The key problems, that both GAN-INT [12] and StackGAN [18] attempted to address, are diversity and discontinuity of the latent space. Due to the very high dimensionality of the latent space and limited availability of text data, the latent space tends to be highly discontinuous which makes it difficult for the generator to synthesize meaningful images. While GAN-INT proposes a manifold interpolation method during training, StackGAN proposed condition augmentation to sample the text embeddings from a Gaussian distribution. We further analyze the contribution of condition augmentation in our method, and show that it models the diversity in fine-grained details of the generated birds (check Sect. 5 for details).

Stacking. The core idea behind the proposed FusedGAN model is to disentangle the generation process by stacking. Stacking allows each stage of the generative model to focus on smaller tasks, and disentangling supports more flexible sampling. We briefly summarize previous works addressing disentangling and stacking.

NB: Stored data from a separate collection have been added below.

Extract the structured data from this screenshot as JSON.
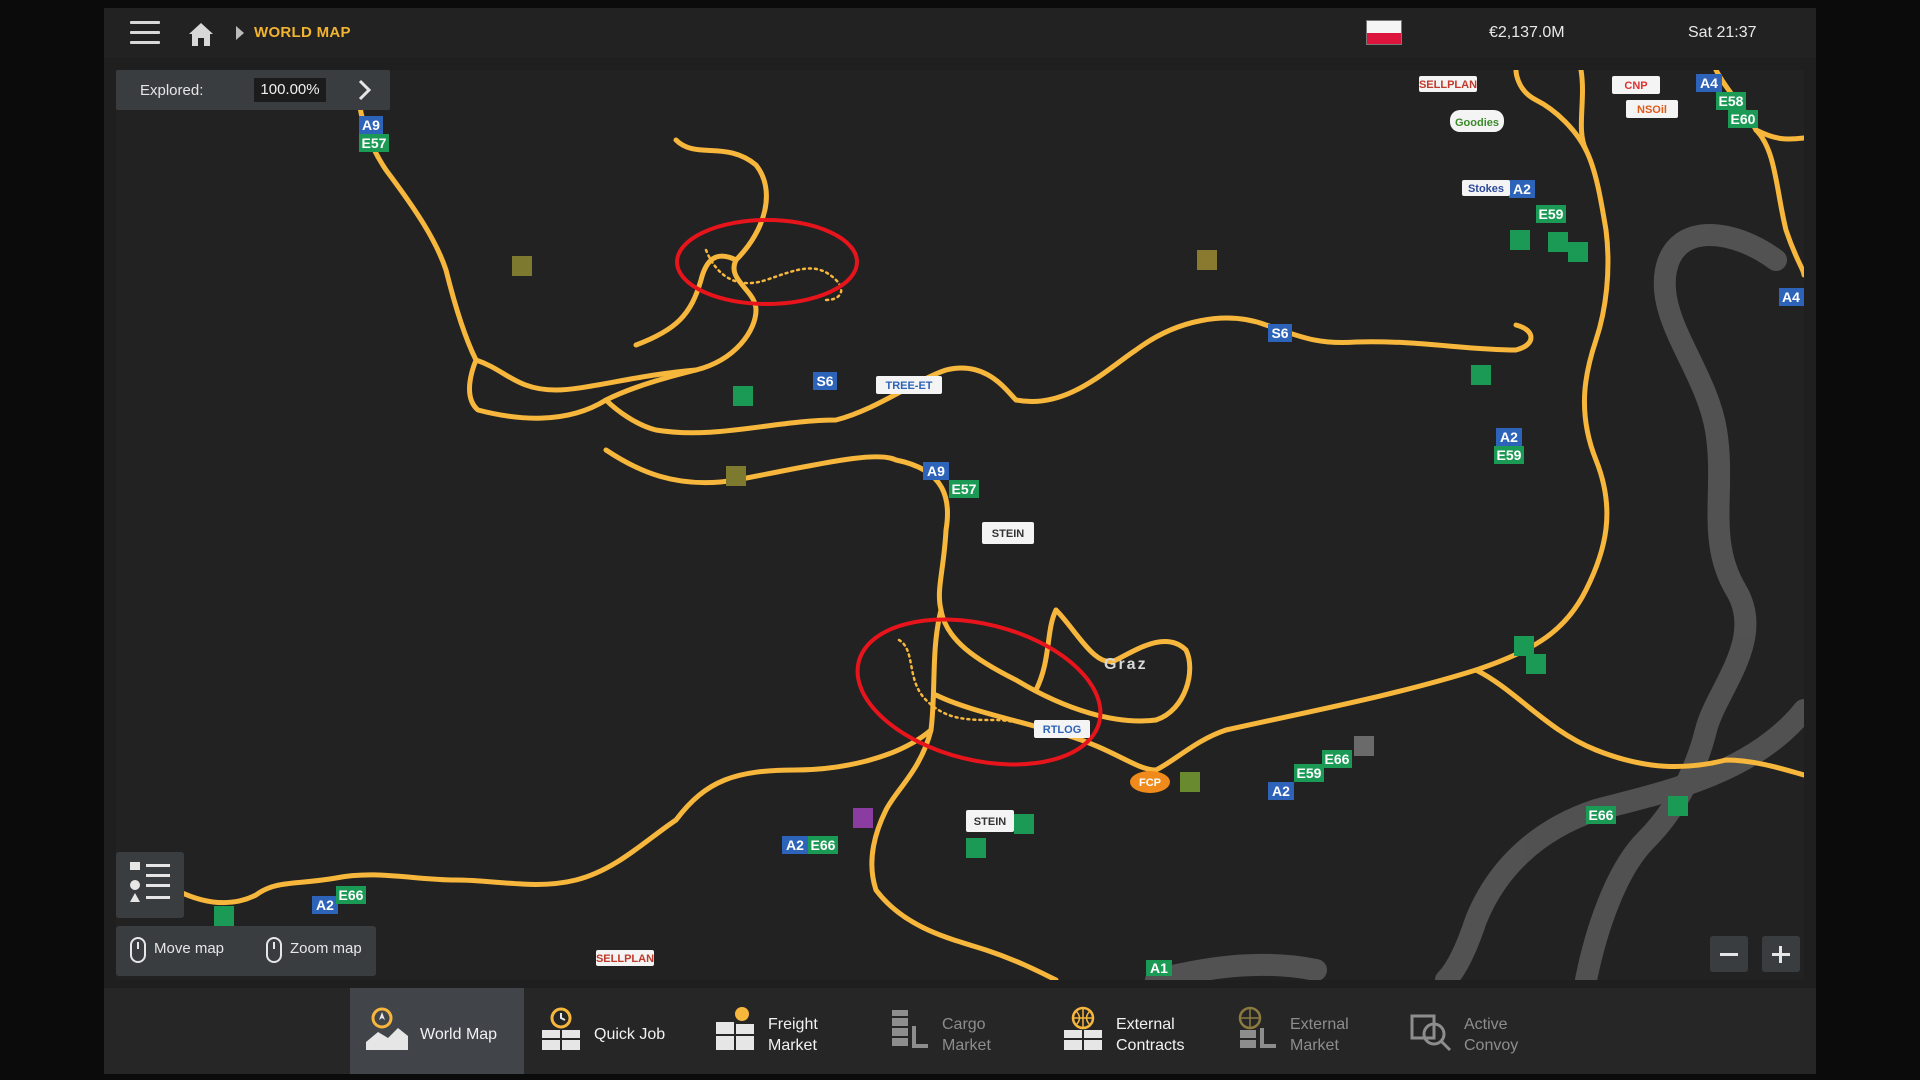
{
  "header": {
    "breadcrumb": "WORLD MAP",
    "money": "€2,137.0M",
    "time": "Sat 21:37"
  },
  "map": {
    "explored_label": "Explored:",
    "explored_value": "100.00%",
    "city": "Graz",
    "road_labels": [
      "A9",
      "E57",
      "S6",
      "A9",
      "E57",
      "A2",
      "E59",
      "A4",
      "E58",
      "E60",
      "A2",
      "E59",
      "A4",
      "S6",
      "A2",
      "E59",
      "E66",
      "A2",
      "E66",
      "A2",
      "E66",
      "E66",
      "A1"
    ],
    "company_labels": [
      "SELLPLAN",
      "Euro Goodies",
      "Stokes",
      "CNP",
      "NSOil",
      "TREE-ET",
      "STEIN BRUCH",
      "RTLOG",
      "FCP",
      "STEIN BRUCH",
      "SELLPLAN"
    ],
    "hints": {
      "move": "Move map",
      "zoom": "Zoom map"
    },
    "colors": {
      "road": "#f6b73c",
      "highlight": "#e8141c",
      "background": "#222222"
    }
  },
  "tabs": [
    {
      "line1": "World Map",
      "line2": "",
      "active": true
    },
    {
      "line1": "Quick Job",
      "line2": "",
      "active": false
    },
    {
      "line1": "Freight",
      "line2": "Market",
      "active": false
    },
    {
      "line1": "Cargo",
      "line2": "Market",
      "active": false,
      "dim": true
    },
    {
      "line1": "External",
      "line2": "Contracts",
      "active": false
    },
    {
      "line1": "External",
      "line2": "Market",
      "active": false,
      "dim": true
    },
    {
      "line1": "Active",
      "line2": "Convoy",
      "active": false,
      "dim": true
    }
  ]
}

Stacked image generation has shown to be effective in many image synthesis tasks. At a high level, stacked image generation pipelines often have two separate consecutive stages. The first stage generates an intermediate image (such as a segmentation map, or a map of surface normals). Then, the second stage takes the intermediate image as an input to generate a final conditional image.

For example, the \(S^2\) GAN [16] synthesizes images by first generating the shape structure (i.e., surface normals), and then generates the final image of the scene in the second stage. StackGAN [18] first generates a low resolution image conditioned on the text embedding \(\phi _t\), and subsequently uses it to generate the high resolution image. In fashionGAN [20], Zhu et al. have used the first stage to generate a segmentation map conditioned on the design encoding \(\phi _d\) and then used it to generate a new fashion image in the second stage.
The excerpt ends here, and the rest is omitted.